Monday, July 23, 2012

Monday Mayhem

Today is Monday, and from a SAHM perspective....it doesn't really matter. And since my Hubs works retail, the "Monday" doesn't mark the new week.

I've been thinking a lot lately about friendships. I've met a handful of wonderful people through the Corgi Networks, some of whom are nicer/more interested in my well being and my life happenings than my "friends".

One of my longest friends had their birthday yesterday. It's been almost two years since I've seen her. She hasn't met The Dude. During an important time in my life, she wasn't there. When I was sicker than I thought possible there weren't any words of care or concern. I suffered with hyperemesis my whole pregnancy. It subsided a great deal once I got to the 4 month mark, but didn't entirely let up. I lost 36lbs my first trimester. For the remaining time of my pregnancy, I still had "morning sickness" throughout the day for about an hour and a half in the morning and before bed with some sickness thrown into my day just to keep me on my toes.

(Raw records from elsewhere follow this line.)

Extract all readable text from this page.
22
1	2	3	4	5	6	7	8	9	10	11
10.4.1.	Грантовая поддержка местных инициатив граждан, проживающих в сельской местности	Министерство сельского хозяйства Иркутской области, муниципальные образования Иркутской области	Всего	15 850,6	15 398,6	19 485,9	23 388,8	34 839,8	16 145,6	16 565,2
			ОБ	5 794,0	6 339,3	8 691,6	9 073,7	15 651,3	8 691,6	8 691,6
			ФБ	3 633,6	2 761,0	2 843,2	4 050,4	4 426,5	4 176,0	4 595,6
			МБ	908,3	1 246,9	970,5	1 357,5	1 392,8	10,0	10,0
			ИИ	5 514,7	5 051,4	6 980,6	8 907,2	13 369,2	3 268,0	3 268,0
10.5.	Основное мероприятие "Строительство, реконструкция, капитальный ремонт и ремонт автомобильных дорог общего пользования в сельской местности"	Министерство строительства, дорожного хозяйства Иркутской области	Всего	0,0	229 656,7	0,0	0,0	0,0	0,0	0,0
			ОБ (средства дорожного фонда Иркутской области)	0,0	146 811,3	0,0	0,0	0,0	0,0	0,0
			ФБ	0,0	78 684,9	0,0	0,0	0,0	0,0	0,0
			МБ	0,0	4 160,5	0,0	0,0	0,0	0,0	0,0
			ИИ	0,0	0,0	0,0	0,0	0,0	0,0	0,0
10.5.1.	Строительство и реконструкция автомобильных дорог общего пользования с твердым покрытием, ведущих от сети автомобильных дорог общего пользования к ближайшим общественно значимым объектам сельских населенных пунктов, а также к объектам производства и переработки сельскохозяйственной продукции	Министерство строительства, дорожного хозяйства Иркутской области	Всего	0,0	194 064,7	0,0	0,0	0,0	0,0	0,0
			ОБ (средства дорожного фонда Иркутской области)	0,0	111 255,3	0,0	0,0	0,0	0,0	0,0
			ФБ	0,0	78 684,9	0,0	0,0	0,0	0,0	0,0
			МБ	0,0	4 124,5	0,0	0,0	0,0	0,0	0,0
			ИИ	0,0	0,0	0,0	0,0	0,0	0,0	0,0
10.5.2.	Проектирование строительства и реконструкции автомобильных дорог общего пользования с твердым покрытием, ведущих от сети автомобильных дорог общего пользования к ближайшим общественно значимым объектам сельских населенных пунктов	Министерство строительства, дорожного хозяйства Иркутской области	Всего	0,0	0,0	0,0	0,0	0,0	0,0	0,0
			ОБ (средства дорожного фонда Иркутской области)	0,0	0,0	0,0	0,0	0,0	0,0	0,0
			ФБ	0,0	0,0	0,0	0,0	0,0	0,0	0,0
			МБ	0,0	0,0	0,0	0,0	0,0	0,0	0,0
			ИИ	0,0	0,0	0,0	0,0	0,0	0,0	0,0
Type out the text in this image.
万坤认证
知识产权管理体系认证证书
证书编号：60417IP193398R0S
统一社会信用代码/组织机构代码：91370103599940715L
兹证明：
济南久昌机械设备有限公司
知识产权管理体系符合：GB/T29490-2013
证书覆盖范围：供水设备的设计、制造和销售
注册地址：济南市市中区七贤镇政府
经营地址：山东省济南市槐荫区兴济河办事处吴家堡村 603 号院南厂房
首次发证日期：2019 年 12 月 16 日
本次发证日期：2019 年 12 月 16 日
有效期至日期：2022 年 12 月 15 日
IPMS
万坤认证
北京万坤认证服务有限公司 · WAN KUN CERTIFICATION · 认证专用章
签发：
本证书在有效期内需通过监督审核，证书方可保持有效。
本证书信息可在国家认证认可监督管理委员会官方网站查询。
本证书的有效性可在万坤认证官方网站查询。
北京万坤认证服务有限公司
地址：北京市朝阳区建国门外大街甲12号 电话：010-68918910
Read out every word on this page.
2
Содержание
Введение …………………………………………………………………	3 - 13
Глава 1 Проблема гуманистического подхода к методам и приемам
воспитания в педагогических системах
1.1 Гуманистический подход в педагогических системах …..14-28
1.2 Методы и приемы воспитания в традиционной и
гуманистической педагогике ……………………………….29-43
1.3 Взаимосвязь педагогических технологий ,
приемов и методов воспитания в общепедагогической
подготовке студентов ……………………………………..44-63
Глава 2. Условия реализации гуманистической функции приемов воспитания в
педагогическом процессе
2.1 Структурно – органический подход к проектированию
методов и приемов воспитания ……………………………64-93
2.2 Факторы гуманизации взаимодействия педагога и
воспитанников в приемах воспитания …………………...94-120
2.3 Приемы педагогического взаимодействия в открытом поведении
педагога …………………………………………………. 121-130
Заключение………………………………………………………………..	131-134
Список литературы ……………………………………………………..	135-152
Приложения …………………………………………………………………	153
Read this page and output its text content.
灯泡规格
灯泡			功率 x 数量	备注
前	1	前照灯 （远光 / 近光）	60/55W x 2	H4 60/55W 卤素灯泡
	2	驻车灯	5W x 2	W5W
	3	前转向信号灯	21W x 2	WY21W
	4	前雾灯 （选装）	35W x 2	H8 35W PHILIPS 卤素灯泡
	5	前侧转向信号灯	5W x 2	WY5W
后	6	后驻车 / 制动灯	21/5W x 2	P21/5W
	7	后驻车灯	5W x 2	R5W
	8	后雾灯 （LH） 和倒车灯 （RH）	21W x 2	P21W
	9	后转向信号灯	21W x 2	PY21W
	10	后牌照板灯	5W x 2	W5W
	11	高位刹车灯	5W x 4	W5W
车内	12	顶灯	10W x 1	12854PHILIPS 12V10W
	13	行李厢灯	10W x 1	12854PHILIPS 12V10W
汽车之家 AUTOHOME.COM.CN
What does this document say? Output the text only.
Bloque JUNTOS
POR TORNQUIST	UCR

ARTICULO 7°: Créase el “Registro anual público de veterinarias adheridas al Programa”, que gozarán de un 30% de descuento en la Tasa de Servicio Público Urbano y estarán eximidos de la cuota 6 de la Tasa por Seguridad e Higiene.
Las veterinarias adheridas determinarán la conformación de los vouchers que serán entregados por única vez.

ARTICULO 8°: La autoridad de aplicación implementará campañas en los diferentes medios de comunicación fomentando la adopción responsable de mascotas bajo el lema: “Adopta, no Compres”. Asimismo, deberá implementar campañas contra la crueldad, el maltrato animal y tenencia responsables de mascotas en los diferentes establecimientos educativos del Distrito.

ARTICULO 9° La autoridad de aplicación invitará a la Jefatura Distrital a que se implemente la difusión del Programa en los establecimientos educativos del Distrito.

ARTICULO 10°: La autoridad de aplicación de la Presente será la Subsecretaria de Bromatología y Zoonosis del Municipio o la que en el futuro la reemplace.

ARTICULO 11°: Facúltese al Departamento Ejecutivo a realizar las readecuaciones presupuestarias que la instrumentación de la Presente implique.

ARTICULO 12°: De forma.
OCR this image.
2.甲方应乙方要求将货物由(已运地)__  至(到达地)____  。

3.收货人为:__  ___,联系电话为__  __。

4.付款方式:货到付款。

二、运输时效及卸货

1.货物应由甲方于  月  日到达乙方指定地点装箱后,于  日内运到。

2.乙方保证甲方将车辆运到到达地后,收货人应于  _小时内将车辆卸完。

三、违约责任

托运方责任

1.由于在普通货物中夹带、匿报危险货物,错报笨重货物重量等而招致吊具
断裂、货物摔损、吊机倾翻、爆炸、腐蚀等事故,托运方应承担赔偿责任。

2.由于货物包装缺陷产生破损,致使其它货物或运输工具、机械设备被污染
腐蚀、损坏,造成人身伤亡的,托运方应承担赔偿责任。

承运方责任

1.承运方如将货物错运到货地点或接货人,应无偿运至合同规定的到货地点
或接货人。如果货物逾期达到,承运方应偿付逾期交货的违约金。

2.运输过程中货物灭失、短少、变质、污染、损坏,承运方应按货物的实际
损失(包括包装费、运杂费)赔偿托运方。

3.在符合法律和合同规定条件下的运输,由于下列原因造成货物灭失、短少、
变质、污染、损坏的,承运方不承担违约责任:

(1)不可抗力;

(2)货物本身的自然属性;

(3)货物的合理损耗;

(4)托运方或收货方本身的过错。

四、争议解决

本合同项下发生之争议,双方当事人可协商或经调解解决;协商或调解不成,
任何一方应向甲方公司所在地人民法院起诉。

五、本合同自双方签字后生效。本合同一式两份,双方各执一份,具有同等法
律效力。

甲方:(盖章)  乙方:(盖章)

It seems the people we count so closely as "friends" that once they hear something "scary or that they cannot process/handle" that they run/cut you out of their lives. I went through an incredibly difficult time in August 2010. Counseling was sought and things were resolved. If I got through it/past it then I don't understand how my "friends" couldn't.

Lately, I've become slightly introverted since having the Dude. One of my closest friends/person I enjoy hanging out with as of late I met at her place of work (Target). She seems more interested in my life and the life of my Hubs and The Dude than these people who are supposed to be there.

Life has taught me that certain people will always be a part of your life, so long as each person is committed to maintaining a friendship. Others just sort of "bow out" and you both go your separate ways while still maintaining a "FaceBook" friendship to, at each others convenience, check in on each others lives, maybe "like" a status update or to post a silly comment on a photo. And yet still we meet people who we immediately click with and it feels like they've been there the entire time. I've been fortunate enough to have a handful of friends who understand that life happens; we get busy, work, family, LIFE happens. They make me feel privileged to share their friendship. Coming to the conclusion that these other friends are just in different places. Maybe we will cross paths again down the road, but it is time that I start focusing on those who WANT to maintain vs. those who do out of "obligation".

This is not the NORM post, I just have some things I needed to get off my chest.

Every day I am thankful for My Husband, My Son, My Mother, Father and Sister, and my In Laws. As well as the few people I feel lucky enough to count as my friend!